Heliconia - Invierno

 

Se avecinan los siglos invernales del Gran Año, y el Oligarca ha tomado estrictas medidas para asegurar la supervivencia de los habitantes de Sibornal, el gélido continente del norte. Un inimaginable acto de traición desata una tremenda batalla, y junto con el invierno llega la plaga. El oligarca está empeñado en vencerla, y en derrotar a los phagors, los ancestrales enemigos de la humanidad.

En plena batalla aparece Luterin Shokerandit, héroe de guerra que pretende emular a su padre, el Guardián de la Gran Rueda de Kharnbhar.
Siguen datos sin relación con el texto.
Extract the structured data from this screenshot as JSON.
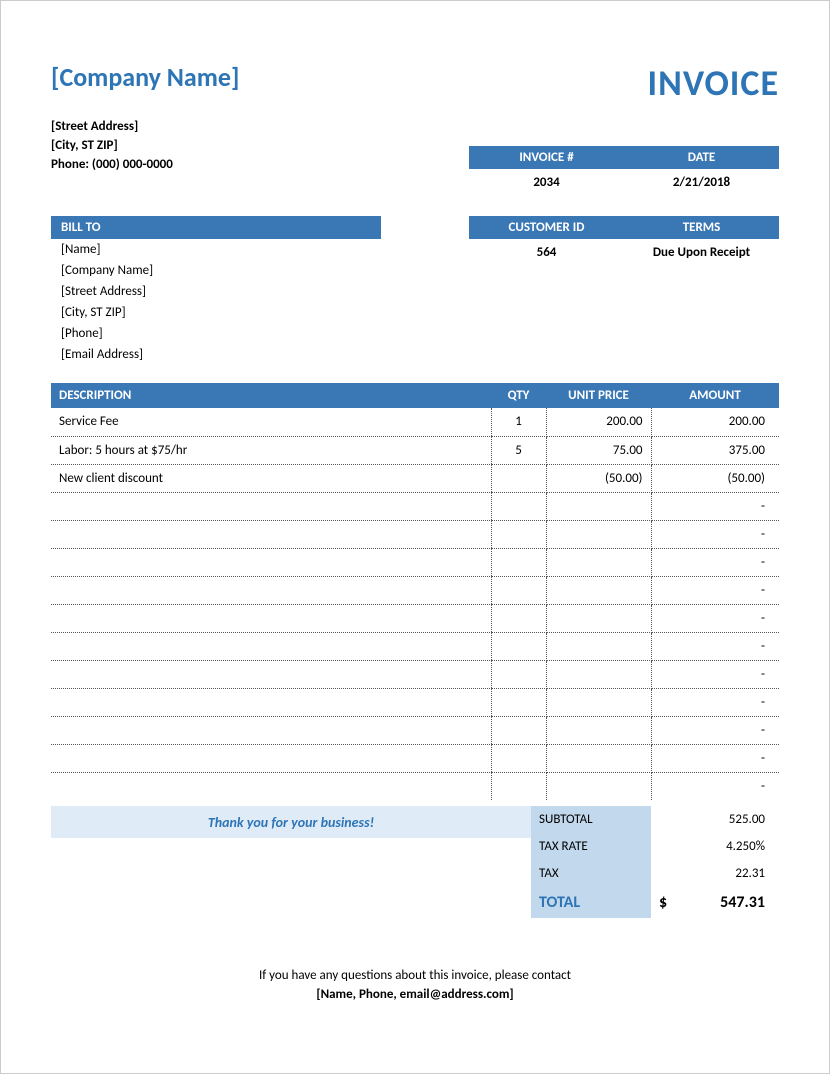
{
  "header": {
    "company_name": "[Company Name]",
    "title": "INVOICE",
    "street": "[Street Address]",
    "city": "[City, ST  ZIP]",
    "phone": "Phone: (000) 000-0000"
  },
  "meta": {
    "invoice_hdr": "INVOICE #",
    "date_hdr": "DATE",
    "invoice_no": "2034",
    "date": "2/21/2018",
    "customer_hdr": "CUSTOMER ID",
    "terms_hdr": "TERMS",
    "customer_id": "564",
    "terms": "Due Upon Receipt"
  },
  "bill_to": {
    "header": "BILL TO",
    "name": "[Name]",
    "company": "[Company Name]",
    "street": "[Street Address]",
    "city": "[City, ST  ZIP]",
    "phone": "[Phone]",
    "email": "[Email Address]"
  },
  "items": {
    "headers": {
      "desc": "DESCRIPTION",
      "qty": "QTY",
      "price": "UNIT PRICE",
      "amount": "AMOUNT"
    },
    "rows": [
      {
        "desc": "Service Fee",
        "qty": "1",
        "price": "200.00",
        "amount": "200.00"
      },
      {
        "desc": "Labor: 5 hours at $75/hr",
        "qty": "5",
        "price": "75.00",
        "amount": "375.00"
      },
      {
        "desc": "New client discount",
        "qty": "",
        "price": "(50.00)",
        "amount": "(50.00)"
      },
      {
        "desc": "",
        "qty": "",
        "price": "",
        "amount": "-"
      },
      {
        "desc": "",
        "qty": "",
        "price": "",
        "amount": "-"
      },
      {
        "desc": "",
        "qty": "",
        "price": "",
        "amount": "-"
      },
      {
        "desc": "",
        "qty": "",
        "price": "",
        "amount": "-"
      },
      {
        "desc": "",
        "qty": "",
        "price": "",
        "amount": "-"
      },
      {
        "desc": "",
        "qty": "",
        "price": "",
        "amount": "-"
      },
      {
        "desc": "",
        "qty": "",
        "price": "",
        "amount": "-"
      },
      {
        "desc": "",
        "qty": "",
        "price": "",
        "amount": "-"
      },
      {
        "desc": "",
        "qty": "",
        "price": "",
        "amount": "-"
      },
      {
        "desc": "",
        "qty": "",
        "price": "",
        "amount": "-"
      },
      {
        "desc": "",
        "qty": "",
        "price": "",
        "amount": "-"
      }
    ]
  },
  "totals": {
    "thanks": "Thank you for your business!",
    "subtotal_label": "SUBTOTAL",
    "subtotal": "525.00",
    "tax_rate_label": "TAX RATE",
    "tax_rate": "4.250%",
    "tax_label": "TAX",
    "tax": "22.31",
    "total_label": "TOTAL",
    "currency": "$",
    "total": "547.31"
  },
  "footer": {
    "line1": "If you have any questions about this invoice, please contact",
    "contact": "[Name, Phone, email@address.com]"
  }
}
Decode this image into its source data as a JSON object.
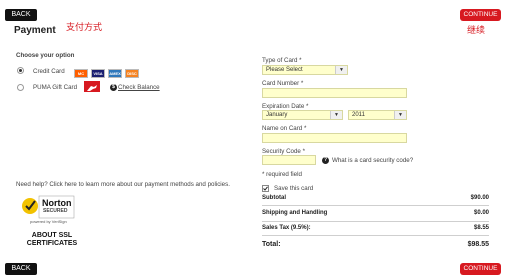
{
  "header": {
    "back_label": "BACK",
    "continue_label": "CONTINUE",
    "payment_method_note": "支付方式",
    "continue_note": "继续",
    "page_title": "Payment"
  },
  "options": {
    "heading": "Choose your option",
    "credit_card_label": "Credit Card",
    "gift_card_label": "PUMA Gift Card",
    "check_balance_label": "Check Balance",
    "card_icons": [
      "mastercard-icon",
      "visa-icon",
      "amex-icon",
      "discover-icon"
    ],
    "selected": "Credit Card"
  },
  "form": {
    "type_label": "Type of Card *",
    "type_value": "Please Select",
    "number_label": "Card Number *",
    "number_value": "",
    "exp_label": "Expiration Date *",
    "exp_month": "January",
    "exp_year": "2011",
    "name_label": "Name on Card *",
    "name_value": "",
    "security_label": "Security Code *",
    "security_value": "",
    "security_help": "What is a card security code?",
    "required_note": "* required field",
    "save_card_label": "Save this card",
    "save_card_checked": true
  },
  "totals": {
    "rows": [
      {
        "label": "Subtotal",
        "value": "$90.00"
      },
      {
        "label": "Shipping and Handling",
        "value": "$0.00"
      },
      {
        "label": "Sales Tax (9.5%):",
        "value": "$8.55"
      }
    ],
    "total_label": "Total:",
    "total_value": "$98.55"
  },
  "help": {
    "text": "Need help? Click here to learn more about our payment methods and policies."
  },
  "ssl": {
    "norton_name": "Norton",
    "norton_secured": "SECURED",
    "norton_powered": "powered by VeriSign",
    "about_label": "ABOUT SSL CERTIFICATES"
  },
  "colors": {
    "accent_red": "#d71920",
    "field_yellow": "#ffffcc",
    "back_black": "#111111"
  }
}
Su amor por la mujer que él mismo esclaviza, el encuentro con el capitán que se le enfrenta, un viaje fantástico, las rivalidades que desgarran Heliconia... Con todo esto llegaremos por fin a la Gran Rueda y al advenimiento de la oscuridad... No obstante, tras un panorama tan sombrío y desolado reside un sorprendente motivo de esperanza, no sólo para el planeta, también para los observadores terrestres.

Este volumen cierra la brillante y monumental saga de Heliconia, una de las obras fundamentales del prestigioso Brian Aldiss por su magnífica belleza y profundidad.

Brian W. Aldiss

HELICONIA

Invierno

ePUB v1.0

Mezki
01.09.11

Título Original: Heliconia / Winter

Editorial: Minotauro

Colección: Biblioteca Brian Aldiss

Fecha Publicación: 01/01/2003

ISBN: 978-84-450-7455-8

Mi querido Clive:

Aquí lo tienes. Han pasado siete años desde que empecé a ocuparme de estas cuestiones. Este volumen verá la luz en el inicio de una nueva década para ambos y cuando mi edad sea exactamente el doble que ¡a tuya.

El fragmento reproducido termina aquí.